The present invention relates to persistent storage capacity management. More specifically, the invention relates to one or more processes for space savings impact analysis and evaluation and for execution of a space saving technique.
Compression and thin provisioning are techniques used in data centers to reduce storage capacity usage, also known as a storage footprint, thereby making more storage available. Storage administrators can specify whether a storage volume is compressed, thick, or thin, per a management policy not only at initial provisioning time but also during steady state lifecycle. However, reducing storage capacity using any of the above techniques may have a negative impact on application performance. For example, reading from a compressed storage volume requires the volume to be subject to a de-compression technique, which requires additional processing. At the same time, reading from a thinned volume may also require additional processing, such as metadata lookup prior to data access. Reading data from either a compressed volume or a thinned volume introduces I/O latency.

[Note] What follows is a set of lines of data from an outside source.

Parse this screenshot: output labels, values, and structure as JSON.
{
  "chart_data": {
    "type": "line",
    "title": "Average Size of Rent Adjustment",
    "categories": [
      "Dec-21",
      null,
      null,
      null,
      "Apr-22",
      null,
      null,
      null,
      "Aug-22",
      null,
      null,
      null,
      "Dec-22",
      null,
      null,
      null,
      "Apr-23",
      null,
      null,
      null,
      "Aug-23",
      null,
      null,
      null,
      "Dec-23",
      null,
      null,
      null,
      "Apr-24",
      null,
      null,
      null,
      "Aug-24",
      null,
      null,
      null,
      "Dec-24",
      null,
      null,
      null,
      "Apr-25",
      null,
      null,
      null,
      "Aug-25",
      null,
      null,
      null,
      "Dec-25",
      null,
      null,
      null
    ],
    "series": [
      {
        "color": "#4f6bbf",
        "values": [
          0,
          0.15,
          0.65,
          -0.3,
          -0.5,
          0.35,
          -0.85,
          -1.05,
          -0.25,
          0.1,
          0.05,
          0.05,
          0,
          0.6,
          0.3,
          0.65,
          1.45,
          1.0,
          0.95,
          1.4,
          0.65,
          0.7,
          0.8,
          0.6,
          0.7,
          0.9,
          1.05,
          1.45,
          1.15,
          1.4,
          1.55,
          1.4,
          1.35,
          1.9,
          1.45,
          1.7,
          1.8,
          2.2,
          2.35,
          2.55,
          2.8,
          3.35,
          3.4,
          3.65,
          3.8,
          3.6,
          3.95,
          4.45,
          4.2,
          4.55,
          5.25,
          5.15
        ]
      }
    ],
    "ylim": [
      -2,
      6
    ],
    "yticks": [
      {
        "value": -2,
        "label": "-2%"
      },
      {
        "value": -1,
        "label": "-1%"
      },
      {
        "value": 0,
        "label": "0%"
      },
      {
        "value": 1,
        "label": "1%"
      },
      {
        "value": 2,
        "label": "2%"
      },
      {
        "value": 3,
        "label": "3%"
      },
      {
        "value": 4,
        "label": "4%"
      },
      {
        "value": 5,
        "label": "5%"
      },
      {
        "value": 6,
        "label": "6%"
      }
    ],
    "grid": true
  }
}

There is a balance between performance of data storage techniques and application of data storage techniques. Performance impacts and capacity savings are functions of a workload and vary widely across different workload types. For example, compressing or thinning a volume has a minimal benefit if there is ample available space in the storage pool in which the application volume resides. As such, storage footprint reducing techniques, such as compression and thin provisioning, are desirable for application to free up storage capacity in storage pools that are near or have surpassed a capacity threshold.